New Map Pinpoints Regions With High-Risk For Lyme Disease

A new map published in the February issue of the American Journal of Tropical Medicine and Hygiene shows where people have the highest risk of contracting Lyme disease and offers researchers clues about where the disease likely is spreading and information about the rate at which ticks are infected with the bacteria that causes it.

The map shows areas of a "clear risk" of Lyme disease (the Northeast, from Maine to northern Virginia), "high-risk" (the upper Midwest, including most of Wisconsin, northern Minnesota and northern Illinois) and "emerging risk" (the Illinois-Indiana border, the New York-Vermont border, southwestern Michigan and eastern North Dakota).

The map was drawn utilizing data collected between 2004 and 2007 and although much of that data might be outdated by now, it will certainly help physicians with their diagnosis of the disease. "The key value is identifying areas where the risk for Lyme disease is the highest, so that should alert the public and the clinicians and the public health agencies in terms of taking more precautions and potential interventions," said the study's lead author, Dr.
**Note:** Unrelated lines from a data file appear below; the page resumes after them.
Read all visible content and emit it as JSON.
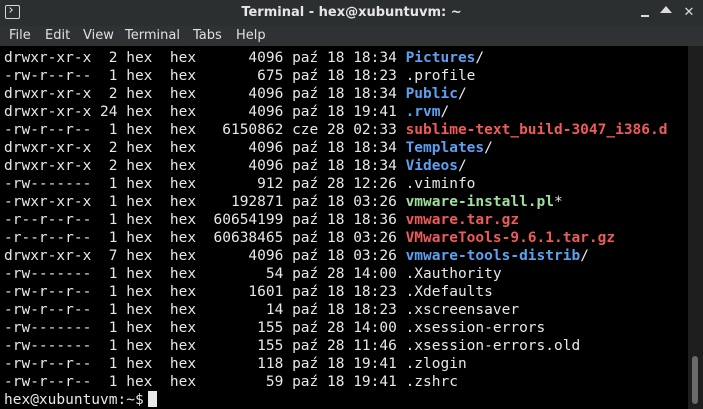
{
  "window": {
    "title": "Terminal - hex@xubuntuvm: ~",
    "icon": "terminal-icon"
  },
  "menu": [
    "File",
    "Edit",
    "View",
    "Terminal",
    "Tabs",
    "Help"
  ],
  "rows": [
    {
      "perm": "drwxr-xr-x",
      "links": " 2",
      "user": "hex",
      "group": "hex",
      "size": "   4096",
      "month": "paź",
      "day": "18",
      "time": "18:34",
      "name": "Pictures",
      "suffix": "/",
      "kind": "dir"
    },
    {
      "perm": "-rw-r--r--",
      "links": " 1",
      "user": "hex",
      "group": "hex",
      "size": "    675",
      "month": "paź",
      "day": "18",
      "time": "18:23",
      "name": ".profile",
      "suffix": "",
      "kind": "plain"
    },
    {
      "perm": "drwxr-xr-x",
      "links": " 2",
      "user": "hex",
      "group": "hex",
      "size": "   4096",
      "month": "paź",
      "day": "18",
      "time": "18:34",
      "name": "Public",
      "suffix": "/",
      "kind": "dir"
    },
    {
      "perm": "drwxr-xr-x",
      "links": "24",
      "user": "hex",
      "group": "hex",
      "size": "   4096",
      "month": "paź",
      "day": "18",
      "time": "19:41",
      "name": ".rvm",
      "suffix": "/",
      "kind": "dir"
    },
    {
      "perm": "-rw-r--r--",
      "links": " 1",
      "user": "hex",
      "group": "hex",
      "size": "6150862",
      "month": "cze",
      "day": "28",
      "time": "02:33",
      "name": "sublime-text_build-3047_i386.d",
      "suffix": "",
      "kind": "red"
    },
    {
      "perm": "drwxr-xr-x",
      "links": " 2",
      "user": "hex",
      "group": "hex",
      "size": "   4096",
      "month": "paź",
      "day": "18",
      "time": "18:34",
      "name": "Templates",
      "suffix": "/",
      "kind": "dir"
    },
    {
      "perm": "drwxr-xr-x",
      "links": " 2",
      "user": "hex",
      "group": "hex",
      "size": "   4096",
      "month": "paź",
      "day": "18",
      "time": "18:34",
      "name": "Videos",
      "suffix": "/",
      "kind": "dir"
    },
    {
      "perm": "-rw-------",
      "links": " 1",
      "user": "hex",
      "group": "hex",
      "size": "    912",
      "month": "paź",
      "day": "28",
      "time": "12:26",
      "name": ".viminfo",
      "suffix": "",
      "kind": "plain"
    },
    {
      "perm": "-rwxr-xr-x",
      "links": " 1",
      "user": "hex",
      "group": "hex",
      "size": " 192871",
      "month": "paź",
      "day": "18",
      "time": "03:26",
      "name": "vmware-install.pl",
      "suffix": "*",
      "kind": "exec"
    },
    {
      "perm": "-r--r--r--",
      "links": " 1",
      "user": "hex",
      "group": "hex",
      "size": "60654199",
      "month": "paź",
      "day": "18",
      "time": "18:36",
      "name": "vmware.tar.gz",
      "suffix": "",
      "kind": "red"
    },
    {
      "perm": "-r--r--r--",
      "links": " 1",
      "user": "hex",
      "group": "hex",
      "size": "60638465",
      "month": "paź",
      "day": "18",
      "time": "03:26",
      "name": "VMwareTools-9.6.1.tar.gz",
      "suffix": "",
      "kind": "red"
    },
    {
      "perm": "drwxr-xr-x",
      "links": " 7",
      "user": "hex",
      "group": "hex",
      "size": "   4096",
      "month": "paź",
      "day": "18",
      "time": "03:26",
      "name": "vmware-tools-distrib",
      "suffix": "/",
      "kind": "dir"
    },
    {
      "perm": "-rw-------",
      "links": " 1",
      "user": "hex",
      "group": "hex",
      "size": "     54",
      "month": "paź",
      "day": "28",
      "time": "14:00",
      "name": ".Xauthority",
      "suffix": "",
      "kind": "plain"
    },
    {
      "perm": "-rw-r--r--",
      "links": " 1",
      "user": "hex",
      "group": "hex",
      "size": "   1601",
      "month": "paź",
      "day": "18",
      "time": "18:23",
      "name": ".Xdefaults",
      "suffix": "",
      "kind": "plain"
    },
    {
      "perm": "-rw-r--r--",
      "links": " 1",
      "user": "hex",
      "group": "hex",
      "size": "     14",
      "month": "paź",
      "day": "18",
      "time": "18:23",
      "name": ".xscreensaver",
      "suffix": "",
      "kind": "plain"
    },
    {
      "perm": "-rw-------",
      "links": " 1",
      "user": "hex",
      "group": "hex",
      "size": "    155",
      "month": "paź",
      "day": "28",
      "time": "14:00",
      "name": ".xsession-errors",
      "suffix": "",
      "kind": "plain"
    },
    {
      "perm": "-rw-------",
      "links": " 1",
      "user": "hex",
      "group": "hex",
      "size": "    155",
      "month": "paź",
      "day": "28",
      "time": "11:46",
      "name": ".xsession-errors.old",
      "suffix": "",
      "kind": "plain"
    },
    {
      "perm": "-rw-r--r--",
      "links": " 1",
      "user": "hex",
      "group": "hex",
      "size": "    118",
      "month": "paź",
      "day": "18",
      "time": "19:41",
      "name": ".zlogin",
      "suffix": "",
      "kind": "plain"
    },
    {
      "perm": "-rw-r--r--",
      "links": " 1",
      "user": "hex",
      "group": "hex",
      "size": "     59",
      "month": "paź",
      "day": "18",
      "time": "19:41",
      "name": ".zshrc",
      "suffix": "",
      "kind": "plain"
    }
  ],
  "prompt": "hex@xubuntuvm:~$",
  "colors": {
    "dir": "#5ea0f0",
    "archive": "#ef5a5a",
    "executable": "#9fe09f",
    "text": "#e8e8e8",
    "background": "#000000"
  }
}
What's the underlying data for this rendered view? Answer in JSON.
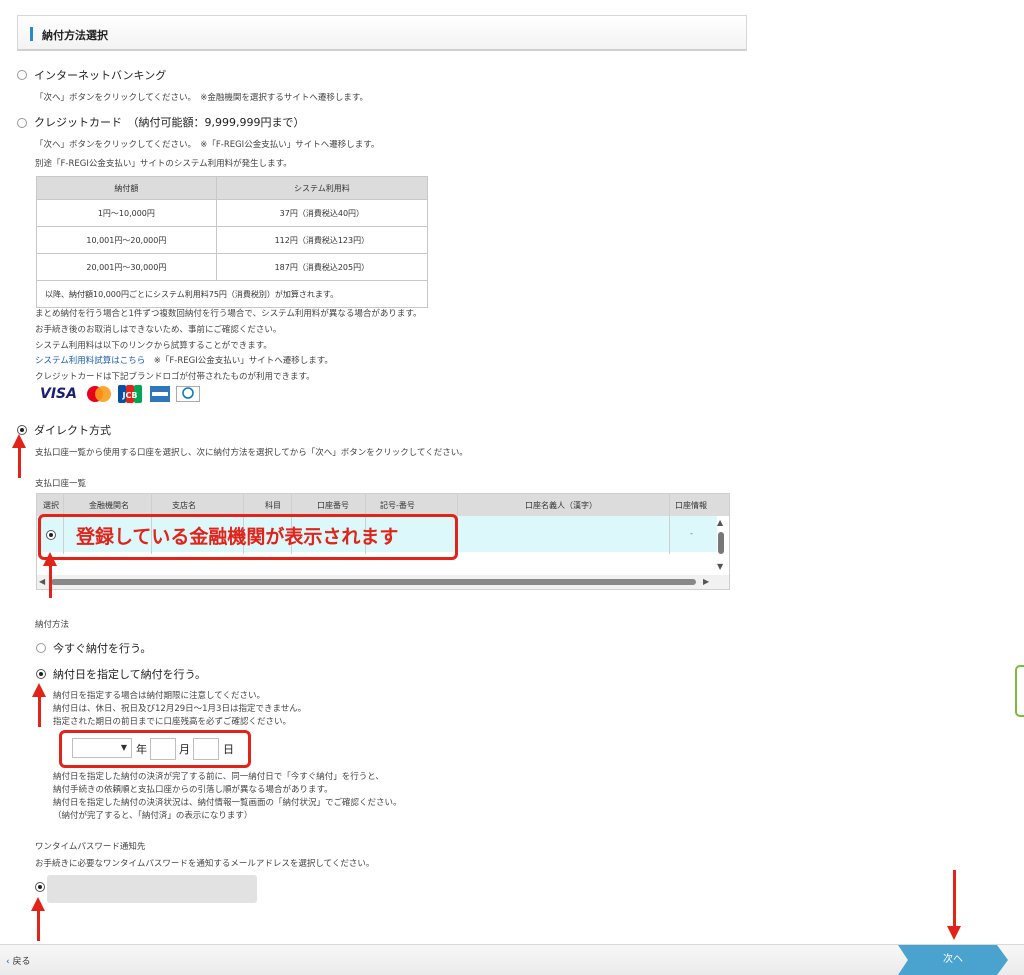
{
  "section": {
    "title": "納付方法選択"
  },
  "methods": {
    "internet_banking": {
      "label": "インターネットバンキング",
      "note": "「次へ」ボタンをクリックしてください。　※金融機関を選択するサイトへ遷移します。"
    },
    "credit_card": {
      "label": "クレジットカード　（納付可能額：9,999,999円まで）",
      "note1": "「次へ」ボタンをクリックしてください。　※「F-REGI公金支払い」サイトへ遷移します。",
      "note2": "別途「F-REGI公金支払い」サイトのシステム利用料が発生します。",
      "fee_table": {
        "headers": [
          "納付額",
          "システム利用料"
        ],
        "rows": [
          [
            "1円～10,000円",
            "37円（消費税込40円）"
          ],
          [
            "10,001円～20,000円",
            "112円（消費税込123円）"
          ],
          [
            "20,001円～30,000円",
            "187円（消費税込205円）"
          ]
        ],
        "footer": "以降、納付額10,000円ごとにシステム利用料75円（消費税別）が加算されます。"
      },
      "after1": "まとめ納付を行う場合と1件ずつ複数回納付を行う場合で、システム利用料が異なる場合があります。",
      "after2": "お手続き後のお取消しはできないため、事前にご確認ください。",
      "after3": "システム利用料は以下のリンクから試算することができます。",
      "link": "システム利用料試算はこちら",
      "link_note": "　※「F-REGI公金支払い」サイトへ遷移します。",
      "brand_note": "クレジットカードは下記ブランドロゴが付帯されたものが利用できます。",
      "brands": [
        "VISA",
        "mastercard",
        "JCB",
        "AMERICAN EXPRESS",
        "Diners Club"
      ]
    },
    "direct": {
      "label": "ダイレクト方式",
      "note": "支払口座一覧から使用する口座を選択し、次に納付方法を選択してから「次へ」ボタンをクリックしてください。"
    }
  },
  "accounts": {
    "title": "支払口座一覧",
    "headers": [
      "選択",
      "金融機関名",
      "支店名",
      "科目",
      "口座番号",
      "記号-番号",
      "口座名義人（漢字）",
      "口座情報"
    ],
    "row": {
      "status": "-"
    },
    "annotation": "登録している金融機関が表示されます"
  },
  "payment_method": {
    "title": "納付方法",
    "now_label": "今すぐ納付を行う。",
    "scheduled_label": "納付日を指定して納付を行う。",
    "notes_before": [
      "納付日を指定する場合は納付期限に注意してください。",
      "納付日は、休日、祝日及び12月29日～1月3日は指定できません。",
      "指定された期日の前日までに口座残高を必ずご確認ください。"
    ],
    "date": {
      "year_unit": "年",
      "month_unit": "月",
      "day_unit": "日"
    },
    "notes_after": [
      "納付日を指定した納付の決済が完了する前に、同一納付日で「今すぐ納付」を行うと、",
      "納付手続きの依頼順と支払口座からの引落し順が異なる場合があります。",
      "納付日を指定した納付の決済状況は、納付情報一覧画面の「納付状況」でご確認ください。",
      "（納付が完了すると、「納付済」の表示になります）"
    ]
  },
  "otp": {
    "title": "ワンタイムパスワード通知先",
    "note": "お手続きに必要なワンタイムパスワードを通知するメールアドレスを選択してください。"
  },
  "footer": {
    "back": "戻る",
    "next": "次へ"
  },
  "colors": {
    "accent": "#2a8ac6",
    "annotation_red": "#e2231a",
    "selected_row": "#ddf8fa",
    "next_button": "#4aa3cf"
  }
}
Maria Diuk-Wasser of the Yale School of Public Health, in an interview with Holly Ramer of the Associated Press. "In areas that are low risk, a case of Lyme disease is not impossible but it's highly unlikely, so the clinician should be considering other diagnoses."

Lyme disease is transmitted by the bite of deer ticks and although antibiotics easily cure most people of Lyme, people who aren't treated can develop arthritis, meningitis and other serious illnesses. According to the Centers for Disease Control and Prevention, more than 30,000 people were confirmed or probable cases of Lyme disease in 2010, the latest data available. More than 90 percent of those cases were from Connecticut, Delaware, Maine, Maryland, Massachusetts, Minnesota, New Jersey, New Hampshire, New York, Pennsylvania, Virginia and Wisconsin. Data obtained while creating this map showed that about 1 in 5 ticks in these areas were infected with the bacteria that causes Lyme.